Mammalian oocyte maturation depends on the translational activation of stored maternal mRNAs upon meiotic resumption. Cytoplasmic polyadenylation element binding protein-1 (CPEB1) is a key oocyte factor that regulates maternal mRNA translation. However, the signal that triggers CPEB1 activation at the onset of mammalian oocyte maturation was unclear before. Dr. Fan’s group provides evidence that mitogen-activated protein kinase (MAPK) cascade couples maternal mRNA translation to meiotic cell cycle progression in mouse oocytes, by triggering CPEB1 phosphorylation and degradation. CPEB1 is phosphorylated and partially degraded soon after germinal vesicle breakdown. Mutations of the phosphorylation sites or ubiquitin E3 ligase binding sites in CPEB1 have a dominant negative effect in oocytes, and mimic the phenotype of ERK1/2 knockout, by impairing spindle assembly and mRNA translation.

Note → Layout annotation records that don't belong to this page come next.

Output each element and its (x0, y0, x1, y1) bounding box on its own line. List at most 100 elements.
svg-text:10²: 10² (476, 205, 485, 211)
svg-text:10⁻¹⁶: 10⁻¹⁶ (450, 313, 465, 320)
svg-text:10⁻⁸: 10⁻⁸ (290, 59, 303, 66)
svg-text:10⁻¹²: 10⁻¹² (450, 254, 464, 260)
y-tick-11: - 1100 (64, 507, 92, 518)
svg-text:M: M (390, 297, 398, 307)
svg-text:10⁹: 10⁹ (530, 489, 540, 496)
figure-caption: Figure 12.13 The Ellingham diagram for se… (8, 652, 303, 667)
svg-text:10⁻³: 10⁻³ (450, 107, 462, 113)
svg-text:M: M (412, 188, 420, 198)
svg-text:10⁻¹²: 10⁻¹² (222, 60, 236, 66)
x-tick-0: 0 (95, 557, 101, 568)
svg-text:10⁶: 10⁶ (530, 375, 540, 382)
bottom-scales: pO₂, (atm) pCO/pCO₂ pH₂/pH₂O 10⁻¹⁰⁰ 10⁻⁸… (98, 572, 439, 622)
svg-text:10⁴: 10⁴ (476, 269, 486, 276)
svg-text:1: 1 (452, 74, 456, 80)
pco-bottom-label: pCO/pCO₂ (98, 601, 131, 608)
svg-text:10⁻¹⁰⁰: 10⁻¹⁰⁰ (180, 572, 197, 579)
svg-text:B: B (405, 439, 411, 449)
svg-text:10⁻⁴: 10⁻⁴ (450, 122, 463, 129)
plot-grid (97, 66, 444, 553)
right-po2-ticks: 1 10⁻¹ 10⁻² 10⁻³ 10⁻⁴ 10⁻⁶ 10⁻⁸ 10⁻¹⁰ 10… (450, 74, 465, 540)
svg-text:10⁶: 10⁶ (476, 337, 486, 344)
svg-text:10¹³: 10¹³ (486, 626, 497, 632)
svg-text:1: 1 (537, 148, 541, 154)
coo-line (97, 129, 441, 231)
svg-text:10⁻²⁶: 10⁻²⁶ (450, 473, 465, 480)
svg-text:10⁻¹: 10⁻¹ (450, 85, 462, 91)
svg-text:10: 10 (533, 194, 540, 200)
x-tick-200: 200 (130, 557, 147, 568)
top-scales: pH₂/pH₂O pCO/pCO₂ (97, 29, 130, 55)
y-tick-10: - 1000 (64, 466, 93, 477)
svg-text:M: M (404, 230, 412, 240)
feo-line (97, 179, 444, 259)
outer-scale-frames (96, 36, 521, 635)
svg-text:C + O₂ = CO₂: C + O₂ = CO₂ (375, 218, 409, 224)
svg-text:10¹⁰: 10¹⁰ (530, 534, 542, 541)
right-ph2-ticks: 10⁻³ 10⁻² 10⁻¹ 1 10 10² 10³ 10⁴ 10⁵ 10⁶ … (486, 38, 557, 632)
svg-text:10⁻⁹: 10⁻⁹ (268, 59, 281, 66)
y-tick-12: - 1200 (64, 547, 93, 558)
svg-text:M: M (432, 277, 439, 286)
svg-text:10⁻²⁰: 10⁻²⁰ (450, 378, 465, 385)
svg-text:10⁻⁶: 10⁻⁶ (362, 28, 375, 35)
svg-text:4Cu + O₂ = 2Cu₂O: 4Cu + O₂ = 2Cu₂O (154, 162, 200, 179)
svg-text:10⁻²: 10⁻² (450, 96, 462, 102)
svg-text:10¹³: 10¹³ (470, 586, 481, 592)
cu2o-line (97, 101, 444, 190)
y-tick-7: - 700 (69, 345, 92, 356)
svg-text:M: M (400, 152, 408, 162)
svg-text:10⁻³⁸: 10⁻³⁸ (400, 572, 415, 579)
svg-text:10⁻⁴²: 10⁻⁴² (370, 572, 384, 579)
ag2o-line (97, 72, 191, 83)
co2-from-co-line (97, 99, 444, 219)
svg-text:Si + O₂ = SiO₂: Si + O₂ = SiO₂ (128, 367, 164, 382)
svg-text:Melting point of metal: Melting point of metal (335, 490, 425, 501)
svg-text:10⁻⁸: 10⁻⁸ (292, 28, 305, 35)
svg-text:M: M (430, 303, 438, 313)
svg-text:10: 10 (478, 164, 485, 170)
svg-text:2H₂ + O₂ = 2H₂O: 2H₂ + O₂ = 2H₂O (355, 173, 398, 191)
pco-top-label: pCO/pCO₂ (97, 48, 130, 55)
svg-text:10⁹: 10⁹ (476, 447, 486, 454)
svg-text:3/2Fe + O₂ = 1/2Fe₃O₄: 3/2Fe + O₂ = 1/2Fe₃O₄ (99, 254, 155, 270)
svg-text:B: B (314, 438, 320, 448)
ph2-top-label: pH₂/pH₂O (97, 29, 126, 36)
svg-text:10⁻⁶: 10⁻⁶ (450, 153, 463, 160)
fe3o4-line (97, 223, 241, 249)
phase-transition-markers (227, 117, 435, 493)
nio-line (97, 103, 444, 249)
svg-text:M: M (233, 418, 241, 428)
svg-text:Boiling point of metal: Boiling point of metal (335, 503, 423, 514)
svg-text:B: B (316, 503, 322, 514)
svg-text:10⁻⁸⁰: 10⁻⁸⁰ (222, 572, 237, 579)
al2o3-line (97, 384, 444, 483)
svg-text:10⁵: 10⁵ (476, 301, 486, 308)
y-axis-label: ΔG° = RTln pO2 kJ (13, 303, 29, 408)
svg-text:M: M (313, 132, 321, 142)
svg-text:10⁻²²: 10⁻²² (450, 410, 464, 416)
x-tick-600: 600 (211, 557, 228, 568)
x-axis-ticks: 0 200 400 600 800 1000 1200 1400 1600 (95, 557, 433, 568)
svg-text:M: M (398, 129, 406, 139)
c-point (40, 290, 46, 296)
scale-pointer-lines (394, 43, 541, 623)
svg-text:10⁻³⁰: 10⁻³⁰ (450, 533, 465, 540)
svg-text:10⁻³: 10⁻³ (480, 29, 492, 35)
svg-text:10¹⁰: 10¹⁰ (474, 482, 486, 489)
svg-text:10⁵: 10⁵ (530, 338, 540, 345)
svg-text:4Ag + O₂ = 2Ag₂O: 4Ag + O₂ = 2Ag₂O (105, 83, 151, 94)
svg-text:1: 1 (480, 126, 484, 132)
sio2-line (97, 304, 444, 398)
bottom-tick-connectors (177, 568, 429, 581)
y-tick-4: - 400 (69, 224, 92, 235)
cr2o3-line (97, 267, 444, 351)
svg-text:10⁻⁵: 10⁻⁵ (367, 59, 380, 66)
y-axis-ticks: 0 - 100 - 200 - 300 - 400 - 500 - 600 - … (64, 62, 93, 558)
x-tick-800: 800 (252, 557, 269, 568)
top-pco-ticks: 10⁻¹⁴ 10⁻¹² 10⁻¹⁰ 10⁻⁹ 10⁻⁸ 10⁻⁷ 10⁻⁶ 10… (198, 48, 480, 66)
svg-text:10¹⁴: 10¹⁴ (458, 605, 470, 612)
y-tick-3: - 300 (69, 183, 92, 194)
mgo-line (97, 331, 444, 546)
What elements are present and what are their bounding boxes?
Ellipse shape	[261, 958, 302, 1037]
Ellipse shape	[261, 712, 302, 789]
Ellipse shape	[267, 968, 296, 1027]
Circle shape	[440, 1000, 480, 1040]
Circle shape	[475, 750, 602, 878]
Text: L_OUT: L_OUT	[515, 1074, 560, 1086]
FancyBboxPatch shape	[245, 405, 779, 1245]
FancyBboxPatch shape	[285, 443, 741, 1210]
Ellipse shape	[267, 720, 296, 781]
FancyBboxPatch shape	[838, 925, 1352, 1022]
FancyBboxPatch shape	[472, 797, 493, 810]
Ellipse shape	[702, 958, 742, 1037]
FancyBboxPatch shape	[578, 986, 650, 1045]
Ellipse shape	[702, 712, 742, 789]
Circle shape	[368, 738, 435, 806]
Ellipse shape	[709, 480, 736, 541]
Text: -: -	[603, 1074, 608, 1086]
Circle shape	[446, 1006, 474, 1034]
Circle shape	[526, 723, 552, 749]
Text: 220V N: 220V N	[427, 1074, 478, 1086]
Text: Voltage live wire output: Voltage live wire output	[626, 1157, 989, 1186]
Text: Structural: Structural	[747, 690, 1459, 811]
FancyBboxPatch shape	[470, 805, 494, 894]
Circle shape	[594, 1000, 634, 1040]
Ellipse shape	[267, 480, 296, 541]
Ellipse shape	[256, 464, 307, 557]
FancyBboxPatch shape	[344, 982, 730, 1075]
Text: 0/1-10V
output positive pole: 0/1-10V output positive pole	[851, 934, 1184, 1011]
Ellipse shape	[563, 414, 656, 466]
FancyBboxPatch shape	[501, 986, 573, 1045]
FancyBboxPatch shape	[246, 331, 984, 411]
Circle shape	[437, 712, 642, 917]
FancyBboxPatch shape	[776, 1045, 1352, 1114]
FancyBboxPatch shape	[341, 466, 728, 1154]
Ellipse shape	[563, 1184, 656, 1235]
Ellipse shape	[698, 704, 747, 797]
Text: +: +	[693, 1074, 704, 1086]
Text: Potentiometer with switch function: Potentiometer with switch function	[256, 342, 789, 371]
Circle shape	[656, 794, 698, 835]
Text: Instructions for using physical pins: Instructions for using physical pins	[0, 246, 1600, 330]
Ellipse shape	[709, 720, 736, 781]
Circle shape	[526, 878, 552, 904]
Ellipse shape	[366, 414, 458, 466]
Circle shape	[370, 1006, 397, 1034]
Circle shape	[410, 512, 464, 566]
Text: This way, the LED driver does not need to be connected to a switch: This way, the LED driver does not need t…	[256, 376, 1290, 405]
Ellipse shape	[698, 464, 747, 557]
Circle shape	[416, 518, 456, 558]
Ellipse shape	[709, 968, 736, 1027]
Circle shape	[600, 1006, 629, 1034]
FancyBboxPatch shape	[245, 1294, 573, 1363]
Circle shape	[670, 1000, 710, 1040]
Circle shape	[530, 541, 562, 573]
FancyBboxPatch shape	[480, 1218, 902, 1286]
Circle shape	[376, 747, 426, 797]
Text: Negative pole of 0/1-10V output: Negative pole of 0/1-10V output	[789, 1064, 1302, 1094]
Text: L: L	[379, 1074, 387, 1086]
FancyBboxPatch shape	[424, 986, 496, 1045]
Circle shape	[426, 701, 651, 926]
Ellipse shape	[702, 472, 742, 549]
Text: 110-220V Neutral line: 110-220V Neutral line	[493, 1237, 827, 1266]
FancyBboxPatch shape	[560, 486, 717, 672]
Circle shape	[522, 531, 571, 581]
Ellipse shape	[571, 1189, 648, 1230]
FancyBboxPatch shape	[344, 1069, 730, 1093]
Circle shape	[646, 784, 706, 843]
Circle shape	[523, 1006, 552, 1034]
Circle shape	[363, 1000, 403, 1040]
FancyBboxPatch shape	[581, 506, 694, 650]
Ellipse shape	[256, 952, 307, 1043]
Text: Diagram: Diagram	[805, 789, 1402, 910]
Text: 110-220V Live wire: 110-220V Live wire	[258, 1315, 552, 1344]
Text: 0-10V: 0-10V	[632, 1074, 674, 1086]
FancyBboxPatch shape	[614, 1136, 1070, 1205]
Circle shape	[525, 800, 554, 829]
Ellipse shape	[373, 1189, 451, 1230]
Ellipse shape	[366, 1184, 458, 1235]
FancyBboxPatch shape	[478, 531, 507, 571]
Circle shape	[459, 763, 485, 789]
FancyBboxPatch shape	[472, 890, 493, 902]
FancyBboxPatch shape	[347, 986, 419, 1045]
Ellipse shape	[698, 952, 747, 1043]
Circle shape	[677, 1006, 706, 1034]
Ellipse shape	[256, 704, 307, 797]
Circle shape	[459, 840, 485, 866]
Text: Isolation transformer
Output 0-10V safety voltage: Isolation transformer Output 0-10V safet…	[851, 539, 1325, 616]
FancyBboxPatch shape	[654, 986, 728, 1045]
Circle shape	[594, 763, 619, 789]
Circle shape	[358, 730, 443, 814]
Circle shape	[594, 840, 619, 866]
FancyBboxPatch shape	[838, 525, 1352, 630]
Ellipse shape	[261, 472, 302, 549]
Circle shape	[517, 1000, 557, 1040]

Inhibition or knockout of ERK1/2 blocked CPEB1 phosphorylation and degradation, as well as meiotic maturation-coupled translation of CPEB1-target mRNAs including Dazl, Tpx2, and Btg4. Overexpression of the CPEB1-downstream translation activator DAZL in ERK1/2-deficient oocytes partially rescued their meiosis defects, indicating that ERK1/2 are essential for spindle assembly, metaphase II arrest, and maternal-zygotic transition (MZT) primarily by triggering the translation of these key maternal mRNAs. Particularly, ERK1/2 and CPEB1 lead to the accumulation of the mRNA degradation activator BTG4 and the mRNA deadenylase CNOT7, therefore forming a negative feedback loop that are essential for the temporal expression of maternal mRNAs during MZT. Taken together, ERK1/2-mediated CPEB1 phosphorylation/degradation is a major mechanism of maternal mRNA translational activation, and is crucial for mouse oocyte maturation and MZT.